Of course, this is a recognised problem. Wei et al. Name Matters: Taxonomic Name Recognition (TNR) in Biodiversity Heritage Library (BHL) (hdl:2142/14919) found that 35% of names in BHL OCR contained at least one wrong character. They compared the performance of two taxonomic name finding tools on BHL OCR (uBio's taxonFinder and FAT), neither of which did terribly well. Wei et al. found that different page types can influence the success of these algorithms, and suggested that automatically classifying pages into different categories would improve performance.
Personally, it seems to me that this is not the way forward. It's pretty obvious looking at the versions of "Eleutherodactylus" above that there are recognisable patterns in the OCR errors (e.g., "u" becoming "ii", "ro" becoming "w", etc.). After reading Peter Norvig's elegant little essay How to Write a Spelling Corrector, I suspect the way to improve the finding of taxonomic names is to build a "spelling corrector" for names. Central to this would be building a probabilistic model of the different OCR errors (such as "u" → "ii"), and use that to create a set of candidate taxonomic names the OCR string might actually be (the equivalent of Google's "did you mean", which is the subject of Norvig's essay). I had hoped to avoid doing this by using an existing tool, such as Tony Rees' TAXAMATCH, but it's a website not a service, and it is just too slow.

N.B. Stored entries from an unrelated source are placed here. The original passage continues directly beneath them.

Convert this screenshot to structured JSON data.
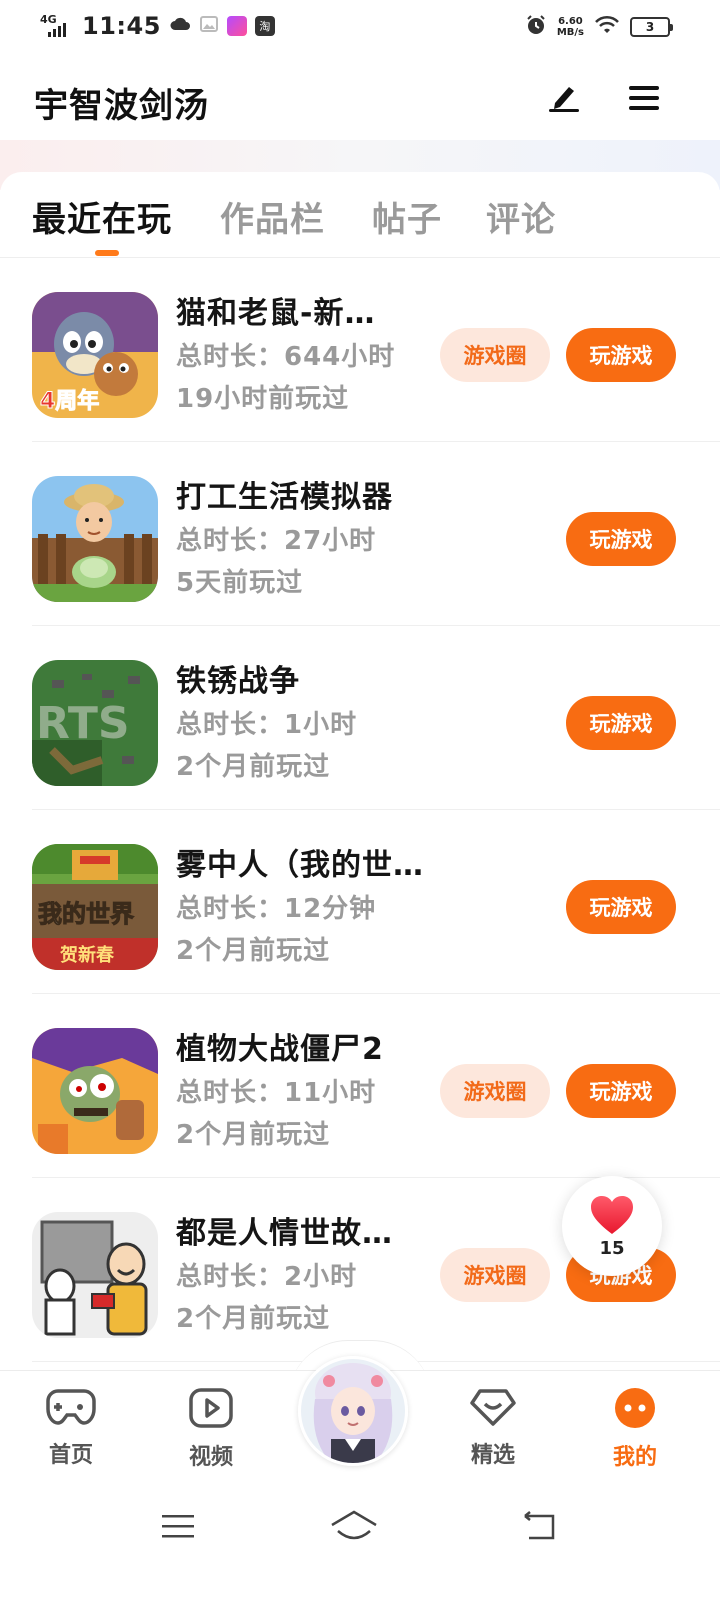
{
  "status_bar": {
    "network": "4G",
    "time": "11:45",
    "app_icon_label": "淘",
    "speed_value": "6.60",
    "speed_unit": "MB/s",
    "battery": "3"
  },
  "header": {
    "title": "宇智波剑汤"
  },
  "tabs": [
    {
      "label": "最近在玩",
      "active": true
    },
    {
      "label": "作品栏",
      "active": false
    },
    {
      "label": "帖子",
      "active": false
    },
    {
      "label": "评论",
      "active": false
    }
  ],
  "games": [
    {
      "name": "猫和老鼠-新…",
      "duration": "总时长：644小时",
      "last_played": "19小时前玩过",
      "circle_label": "游戏圈",
      "play_label": "玩游戏",
      "icon_text": "4周年"
    },
    {
      "name": "打工生活模拟器",
      "duration": "总时长：27小时",
      "last_played": "5天前玩过",
      "play_label": "玩游戏"
    },
    {
      "name": "铁锈战争",
      "duration": "总时长：1小时",
      "last_played": "2个月前玩过",
      "play_label": "玩游戏",
      "icon_text": "RTS"
    },
    {
      "name": "雾中人（我的世界）",
      "duration": "总时长：12分钟",
      "last_played": "2个月前玩过",
      "play_label": "玩游戏",
      "icon_text": "我的世界",
      "icon_text2": "贺新春"
    },
    {
      "name": "植物大战僵尸2",
      "duration": "总时长：11小时",
      "last_played": "2个月前玩过",
      "circle_label": "游戏圈",
      "play_label": "玩游戏"
    },
    {
      "name": "都是人情世故…",
      "duration": "总时长：2小时",
      "last_played": "2个月前玩过",
      "circle_label": "游戏圈",
      "play_label": "玩游戏"
    }
  ],
  "like_float": {
    "count": "15"
  },
  "bottom_nav": [
    {
      "label": "首页",
      "icon": "gamepad-icon"
    },
    {
      "label": "视频",
      "icon": "video-play-icon"
    },
    {
      "label": "精选",
      "icon": "heart-diamond-icon"
    },
    {
      "label": "我的",
      "icon": "smile-dots-icon",
      "active": true
    }
  ],
  "colors": {
    "accent": "#f86c12",
    "accent_soft": "#fde7dc",
    "muted_text": "#9a9a9a"
  }
}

I've started doing some background reading on the topic of spelling correction and OCR, and I've created a group on Mendeley called OCR - Optical Character Recognition to bring these papers together. I'm also fussing with some simple code to find misspellings of a given taxonomic names in BHL text, use the Needleman–Wunsch sequence alignment algorithm to align those misspellings to the correct name, and then extract the various OCR errors, building a matrix of the probabilities of the various transformations of the original text into OCR text.
One use for this spelling correction would be in an interactive BHL viewer. In addition to showing the taxonomic names that uBio's taxonFinder has located in the text, we could flag strings that could be misspelt taxonomic names (such as "Eleutherockictylus") and provide an easy way for the user to either accept or reject that name. If we are going to invite people to help clean up BHL text, it would be nice to provide hints as to what the correct answer might be.